I'd be as eager to blame an administration as anyone, but this is not a new problem. It's just one that's come due during this term.


----------



## kcrossley2 (Dec 17, 2006)

Well, I just discovered one of the problems. Landscapers cut into drainage pipe, probably when edging with a spade. This was causing thousands of gallons to get dumped into the front yard next to the walkway. I'm going backwards from there to find the tee, which is likely the source of the clog.


----------



## kcrossley2 (Dec 17, 2006)

Okay, this isn't working very well. Basically, I'm using a combination of a 4" blow bag and a brass nozzle. I was able to enter the run from the exit, but it's taking me forever to get through the clog. By the time I'm done with clearing it I would have run up a $100 water bill. 

The debris seems to be a combination of leaves, pine needles, and very fine roots. I need to get more aggressive. Tomorrow morning I'm renting a professional snake from Home Depot. The tool rental guy says he has a coned shaped auger bit that should do the trick, as long as I proceed slowly.

Does anyone have any other tips to avoid damaging the corrugated pipe?


----------



## wkearney99 (Apr 8, 2009)

See what you get for paying someone to do the yard work?

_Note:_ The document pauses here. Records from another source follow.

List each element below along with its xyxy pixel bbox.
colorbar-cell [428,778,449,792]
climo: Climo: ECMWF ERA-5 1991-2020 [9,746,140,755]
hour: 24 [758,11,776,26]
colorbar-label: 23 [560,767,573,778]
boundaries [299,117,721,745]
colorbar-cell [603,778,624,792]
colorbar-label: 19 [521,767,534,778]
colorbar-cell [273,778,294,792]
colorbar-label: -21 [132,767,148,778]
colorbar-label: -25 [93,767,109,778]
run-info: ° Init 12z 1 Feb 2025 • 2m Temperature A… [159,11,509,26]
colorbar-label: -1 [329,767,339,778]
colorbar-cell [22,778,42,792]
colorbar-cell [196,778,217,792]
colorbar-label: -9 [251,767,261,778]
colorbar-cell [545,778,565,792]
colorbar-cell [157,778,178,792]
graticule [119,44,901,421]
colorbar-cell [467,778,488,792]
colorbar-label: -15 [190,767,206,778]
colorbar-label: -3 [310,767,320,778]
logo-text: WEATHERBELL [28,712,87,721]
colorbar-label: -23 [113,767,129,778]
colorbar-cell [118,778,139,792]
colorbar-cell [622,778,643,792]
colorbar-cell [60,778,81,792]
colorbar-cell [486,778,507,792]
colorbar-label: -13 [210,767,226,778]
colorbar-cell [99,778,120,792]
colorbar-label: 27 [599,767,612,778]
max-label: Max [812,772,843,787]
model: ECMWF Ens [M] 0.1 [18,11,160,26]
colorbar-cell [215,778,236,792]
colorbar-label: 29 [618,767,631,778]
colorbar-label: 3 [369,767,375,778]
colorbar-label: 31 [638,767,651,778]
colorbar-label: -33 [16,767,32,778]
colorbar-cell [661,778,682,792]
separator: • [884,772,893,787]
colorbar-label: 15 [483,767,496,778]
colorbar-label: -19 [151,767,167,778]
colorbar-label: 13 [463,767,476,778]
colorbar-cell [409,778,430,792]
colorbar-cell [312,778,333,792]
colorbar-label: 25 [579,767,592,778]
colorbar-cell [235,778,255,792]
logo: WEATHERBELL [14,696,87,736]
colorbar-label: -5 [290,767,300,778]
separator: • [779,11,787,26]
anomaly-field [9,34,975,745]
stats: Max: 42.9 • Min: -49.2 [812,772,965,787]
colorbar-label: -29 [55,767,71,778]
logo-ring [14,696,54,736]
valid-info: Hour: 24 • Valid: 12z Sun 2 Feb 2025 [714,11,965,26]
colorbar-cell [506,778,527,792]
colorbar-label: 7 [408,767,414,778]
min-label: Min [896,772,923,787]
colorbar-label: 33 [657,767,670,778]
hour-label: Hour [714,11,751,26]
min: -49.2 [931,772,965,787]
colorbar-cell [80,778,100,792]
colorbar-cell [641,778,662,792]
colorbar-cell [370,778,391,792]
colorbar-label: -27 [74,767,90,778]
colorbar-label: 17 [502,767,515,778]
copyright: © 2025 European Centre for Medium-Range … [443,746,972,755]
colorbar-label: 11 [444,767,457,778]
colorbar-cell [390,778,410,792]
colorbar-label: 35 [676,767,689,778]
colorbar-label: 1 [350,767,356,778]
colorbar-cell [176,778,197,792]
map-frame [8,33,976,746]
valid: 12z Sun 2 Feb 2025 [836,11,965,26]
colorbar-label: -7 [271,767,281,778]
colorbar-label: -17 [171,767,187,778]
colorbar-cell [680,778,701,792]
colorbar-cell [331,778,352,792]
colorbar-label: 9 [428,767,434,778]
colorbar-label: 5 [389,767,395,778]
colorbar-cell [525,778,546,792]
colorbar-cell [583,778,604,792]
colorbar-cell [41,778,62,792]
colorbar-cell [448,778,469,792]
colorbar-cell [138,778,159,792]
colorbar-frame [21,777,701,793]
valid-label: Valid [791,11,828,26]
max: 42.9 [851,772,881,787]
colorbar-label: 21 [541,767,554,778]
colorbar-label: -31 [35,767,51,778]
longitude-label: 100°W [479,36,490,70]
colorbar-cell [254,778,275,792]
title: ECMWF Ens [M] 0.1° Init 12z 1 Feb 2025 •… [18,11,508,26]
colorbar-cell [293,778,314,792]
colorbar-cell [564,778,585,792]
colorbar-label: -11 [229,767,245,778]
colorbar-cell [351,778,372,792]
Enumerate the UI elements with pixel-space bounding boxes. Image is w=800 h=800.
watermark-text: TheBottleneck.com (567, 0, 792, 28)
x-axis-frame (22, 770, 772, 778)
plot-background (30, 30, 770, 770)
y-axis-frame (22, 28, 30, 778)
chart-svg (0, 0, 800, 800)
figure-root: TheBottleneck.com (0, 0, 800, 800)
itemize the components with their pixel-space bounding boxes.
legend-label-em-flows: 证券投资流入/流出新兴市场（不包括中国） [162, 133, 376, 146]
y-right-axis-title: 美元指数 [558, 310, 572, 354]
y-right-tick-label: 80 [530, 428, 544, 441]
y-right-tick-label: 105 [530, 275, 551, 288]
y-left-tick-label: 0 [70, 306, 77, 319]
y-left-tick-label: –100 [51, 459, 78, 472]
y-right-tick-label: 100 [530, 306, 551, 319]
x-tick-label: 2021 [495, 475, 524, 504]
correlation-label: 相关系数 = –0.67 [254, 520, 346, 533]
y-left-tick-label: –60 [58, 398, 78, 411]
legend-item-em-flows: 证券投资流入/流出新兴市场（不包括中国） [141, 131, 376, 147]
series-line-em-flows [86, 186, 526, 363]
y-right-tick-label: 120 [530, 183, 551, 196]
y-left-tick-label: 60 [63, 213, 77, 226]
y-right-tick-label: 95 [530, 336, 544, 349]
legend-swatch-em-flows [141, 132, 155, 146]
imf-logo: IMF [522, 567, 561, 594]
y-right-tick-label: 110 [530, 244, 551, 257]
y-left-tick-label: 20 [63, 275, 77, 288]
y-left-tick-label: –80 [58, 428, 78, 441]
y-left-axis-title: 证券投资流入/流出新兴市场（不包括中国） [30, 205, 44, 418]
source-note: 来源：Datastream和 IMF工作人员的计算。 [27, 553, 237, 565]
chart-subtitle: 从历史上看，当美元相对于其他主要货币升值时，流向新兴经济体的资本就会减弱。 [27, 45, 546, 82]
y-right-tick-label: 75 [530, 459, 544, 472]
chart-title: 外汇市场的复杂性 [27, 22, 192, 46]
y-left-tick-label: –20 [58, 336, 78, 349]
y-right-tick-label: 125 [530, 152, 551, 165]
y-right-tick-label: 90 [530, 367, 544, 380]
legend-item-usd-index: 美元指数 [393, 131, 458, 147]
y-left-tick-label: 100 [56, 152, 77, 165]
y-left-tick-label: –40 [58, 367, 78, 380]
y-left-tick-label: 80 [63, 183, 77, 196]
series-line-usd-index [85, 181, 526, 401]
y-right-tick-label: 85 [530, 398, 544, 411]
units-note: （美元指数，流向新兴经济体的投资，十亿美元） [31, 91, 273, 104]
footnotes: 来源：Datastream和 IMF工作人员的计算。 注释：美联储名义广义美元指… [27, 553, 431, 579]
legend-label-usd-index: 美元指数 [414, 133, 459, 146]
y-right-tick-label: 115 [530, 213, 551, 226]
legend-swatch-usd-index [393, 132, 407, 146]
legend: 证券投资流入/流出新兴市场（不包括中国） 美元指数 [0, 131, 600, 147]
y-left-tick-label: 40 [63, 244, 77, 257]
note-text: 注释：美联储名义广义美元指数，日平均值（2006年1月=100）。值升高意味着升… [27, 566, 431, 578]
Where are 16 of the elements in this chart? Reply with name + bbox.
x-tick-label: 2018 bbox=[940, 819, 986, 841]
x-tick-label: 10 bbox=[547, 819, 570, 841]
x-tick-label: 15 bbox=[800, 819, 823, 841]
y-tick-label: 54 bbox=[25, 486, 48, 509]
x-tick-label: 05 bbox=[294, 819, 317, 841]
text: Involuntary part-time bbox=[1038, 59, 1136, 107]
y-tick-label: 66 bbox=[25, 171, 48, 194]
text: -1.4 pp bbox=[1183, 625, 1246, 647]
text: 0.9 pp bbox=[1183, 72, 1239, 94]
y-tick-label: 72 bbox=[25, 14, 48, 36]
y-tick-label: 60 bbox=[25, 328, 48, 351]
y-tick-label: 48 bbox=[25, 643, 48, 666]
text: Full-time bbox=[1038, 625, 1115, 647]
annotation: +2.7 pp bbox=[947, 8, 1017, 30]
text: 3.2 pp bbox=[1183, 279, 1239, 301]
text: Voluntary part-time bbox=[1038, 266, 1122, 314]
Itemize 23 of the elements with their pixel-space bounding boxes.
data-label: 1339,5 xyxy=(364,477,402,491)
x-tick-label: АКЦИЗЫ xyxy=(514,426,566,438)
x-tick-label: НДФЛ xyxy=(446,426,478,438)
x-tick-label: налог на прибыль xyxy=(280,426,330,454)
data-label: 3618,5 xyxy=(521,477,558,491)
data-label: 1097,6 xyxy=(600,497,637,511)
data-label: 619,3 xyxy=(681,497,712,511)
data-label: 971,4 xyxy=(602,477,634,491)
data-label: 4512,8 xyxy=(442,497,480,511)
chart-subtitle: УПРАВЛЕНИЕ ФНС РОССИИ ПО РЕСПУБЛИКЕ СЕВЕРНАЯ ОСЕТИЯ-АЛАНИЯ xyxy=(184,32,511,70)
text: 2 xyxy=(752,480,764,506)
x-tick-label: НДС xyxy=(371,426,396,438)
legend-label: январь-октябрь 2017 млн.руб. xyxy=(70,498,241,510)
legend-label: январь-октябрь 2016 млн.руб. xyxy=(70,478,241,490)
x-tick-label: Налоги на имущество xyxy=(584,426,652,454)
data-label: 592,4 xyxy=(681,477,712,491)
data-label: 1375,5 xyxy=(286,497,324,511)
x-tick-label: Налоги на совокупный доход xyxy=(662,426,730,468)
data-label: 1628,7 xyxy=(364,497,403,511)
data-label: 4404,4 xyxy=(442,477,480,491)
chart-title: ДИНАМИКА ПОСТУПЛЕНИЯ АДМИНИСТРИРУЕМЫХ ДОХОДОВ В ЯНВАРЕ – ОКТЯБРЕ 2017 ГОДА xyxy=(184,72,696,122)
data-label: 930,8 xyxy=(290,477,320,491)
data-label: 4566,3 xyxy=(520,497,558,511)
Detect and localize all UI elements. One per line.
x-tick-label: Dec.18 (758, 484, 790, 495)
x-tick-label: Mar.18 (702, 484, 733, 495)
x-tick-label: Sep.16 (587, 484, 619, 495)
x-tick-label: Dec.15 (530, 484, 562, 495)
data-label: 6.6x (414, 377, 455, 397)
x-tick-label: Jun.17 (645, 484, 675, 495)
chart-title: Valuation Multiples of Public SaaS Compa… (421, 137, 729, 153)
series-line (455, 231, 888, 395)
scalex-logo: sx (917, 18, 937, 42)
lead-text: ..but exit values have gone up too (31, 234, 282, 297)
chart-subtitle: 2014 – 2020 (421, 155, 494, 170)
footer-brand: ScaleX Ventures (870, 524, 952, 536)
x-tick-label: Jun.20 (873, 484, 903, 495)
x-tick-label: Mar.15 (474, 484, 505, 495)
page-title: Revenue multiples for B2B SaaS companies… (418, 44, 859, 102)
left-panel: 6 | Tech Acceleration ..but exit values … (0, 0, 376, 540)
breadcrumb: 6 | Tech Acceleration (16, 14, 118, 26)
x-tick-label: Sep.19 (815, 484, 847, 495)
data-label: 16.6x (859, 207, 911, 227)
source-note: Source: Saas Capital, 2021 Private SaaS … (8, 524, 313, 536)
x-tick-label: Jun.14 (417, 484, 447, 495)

Made more work for you. Heh.

Glad to hear you at least made progress figuring out part of it.


----------



## kcrossley2 (Dec 17, 2006)

wkearney99 said:


> See what you get for paying someone to do the yard work? Made more work for you. Heh.
> 
> Glad to hear you at least made progress figuring out part of it.


Actually, my 29 year old son, who is a landscaping foreman for Evergro Landscaping in Glendale, MD did the landscaping for me. Since he did it for free I really can't complain.


----------



## wkearney99 (Apr 8, 2009)

Ah, the joys of children. Sounds like he'll be adjusting his schedule for a trip to see the folks, eh?


----------



## kcrossley2 (Dec 17, 2006)

Okay, I think the source of the problem is a T fitting and I'm beginning to suspect that it's clogged with silt or dirt. I using a 50' portable snake, but it's a slow process.


----------



## Ghostmaker (Mar 2, 2013)

wkearney99 said:


> No, it's "thanks" to decades of incorrect assumptions and serious problems caused to watersheds.
> 
> I'd be as eager to blame an administration as anyone, but this is not a new problem. It's just one that's come due during this term.


How does rain water effect a water shed? Here the problem is combined sewer and storm and now having to save all this water to treat it prior to dumping it to lake Erie.


----------



## kcrossley2 (Dec 17, 2006)

kcrossley2 said:


> Okay, I think the source of the problem is a T fitting and I'm beginning to suspect that it's clogged with silt or dirt. I using a 50' portable snake, but it's a slow process.


Well, I was wrong about the clog being in the T. I've identified where it is, but the snake isn't working. It's just punching holes in the debris, but it's not clearing it. Any suggestions?


----------



## wkearney99 (Apr 8, 2009)

What's the debris, and how did it get there?

With corrugated hose you really should not allow debris to enter. And if any does then it better be along with a lot of water. Otherwise the debris gets caught on the corrugated sections, which leads to more debris getting caught. Then there's the animal nesting problem, if something's dragged in the material from the other end it'll be even more likely to be wedged in there. 

At a certain point if there's sticks or other really stiff junk caught in the corrugations the only effective way to clear it will be to dig it up.


----------



## kcrossley2 (Dec 17, 2006)

I finally got frustrated and decided to dig up the section that's giving me trouble. The problem was that in order to go under the sidewalk the contractor had to dig down further than they normally would, which is fine. 

However, some genius decided that rather than maintain a consistent sloping grade they would immediately go back up to a normal grade which created an incline in the corrugated pipe for debris to collect. Is that an acceptable install or should I complain to the contractor? Since this was installed 5 years ago, I'm sure I'm out of warranty, but what is the warranty for poor installation? Also, doesn't the county have to inspect these things?


----------